Over the course of three days, a cohort of 6th graders-to-be is round-tripping to the future and back this summer, thanks to a Summer Science Initiative grant from the National Science Foundation.

Nanoworld in the Summer: Fun, Games and How the Future Will Look” it’s called, and Tuesday morning the time travelers from Studebaker, Morris and Edmunds elementary schools gathered at Studebaker for an orientation delivered by Alex Travesset, a physics and engineering professor from Iowa State University.

“The program provides an introduction on the first day where concepts will be introduced,” said Studebaker SUCCESS Case Manger Travis Jacobs. “Then, the second day will include a visit to ISU where we will do amazing demonstrations, have a picnic and visit the campus. Finally, the third day, we will meet back at Studebaker to discuss about all we have learned.”

Travesset greeted his passengers with a flurry of questions they couldn’t answer, ranging widely from atoms and molecules to federal agencies. He introduced them to the transistor, first invented in 1906, the precursor to the cell phones that most of the students carry in their pockets.
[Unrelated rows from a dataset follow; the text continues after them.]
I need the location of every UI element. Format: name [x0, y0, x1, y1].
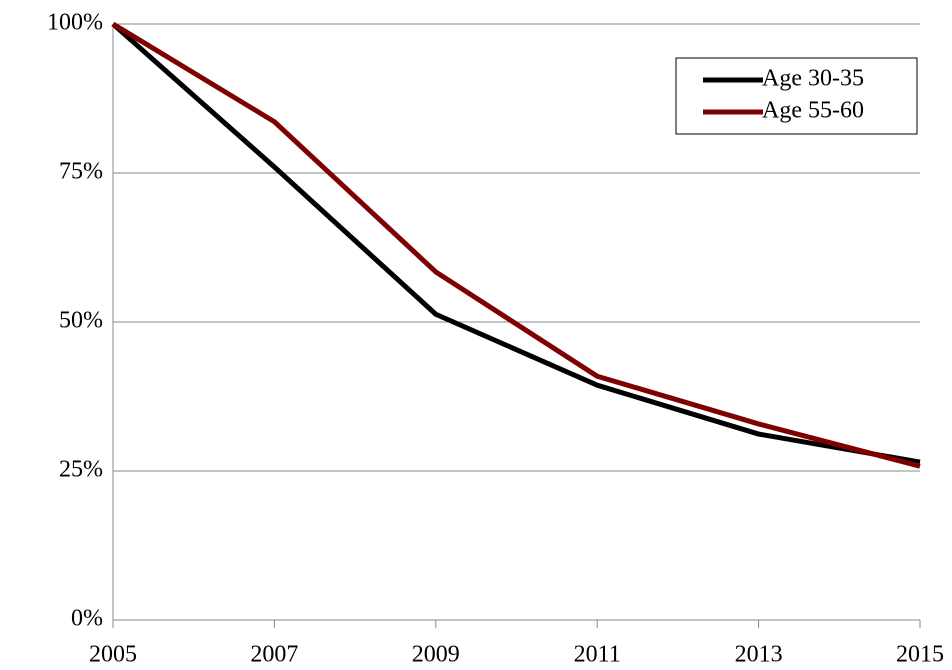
y-tick-label: 0% — [71, 606, 103, 632]
x-tick-label: 2011 — [574, 642, 621, 668]
y-tick-label: 100% — [47, 10, 103, 36]
x-tick-label: 2009 — [412, 642, 460, 668]
y-tick-label: 75% — [59, 159, 103, 185]
series-line — [111, 21, 921, 469]
x-tick-label: 2005 — [89, 642, 137, 668]
legend-box — [675, 57, 918, 135]
legend-label: Age 30-35 — [762, 66, 864, 92]
y-tick-label: 25% — [59, 457, 103, 483]
x-tick-label: 2015 — [896, 642, 944, 668]
x-tick-label: 2007 — [250, 642, 298, 668]
legend-label: Age 55-60 — [762, 98, 864, 124]
y-tick-label: 50% — [59, 308, 103, 334]
series-line — [111, 22, 921, 465]
x-tick-label: 2013 — [735, 642, 783, 668]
“Your phones contain more transistors than there are people on Earth,” he said. “The first transistors were so much bigger than they are now that a cell phone then would have been bigger than this school.”

Travesset invited the group to daydream.

“What would you like to see if you could invent anything?”

There were plenty of answers to that question.

“Flying cars!”

“Robots that do homework!”

“Time travel!”

Those first two may have to wait, but the last one is on the agenda for Thursday when Travesset will host the almost-middle schoolers on campus in Ames. Traveling no faster than is allowed on the interstate (nowhere near the speed of light that Einstein theorized would be the minimum required for a time machine), they will leap forward several years over the course of some 30 miles and safely return to tell about it.

The trick with transistors was to make them smaller. With adolescent horizons, it’s just the opposite.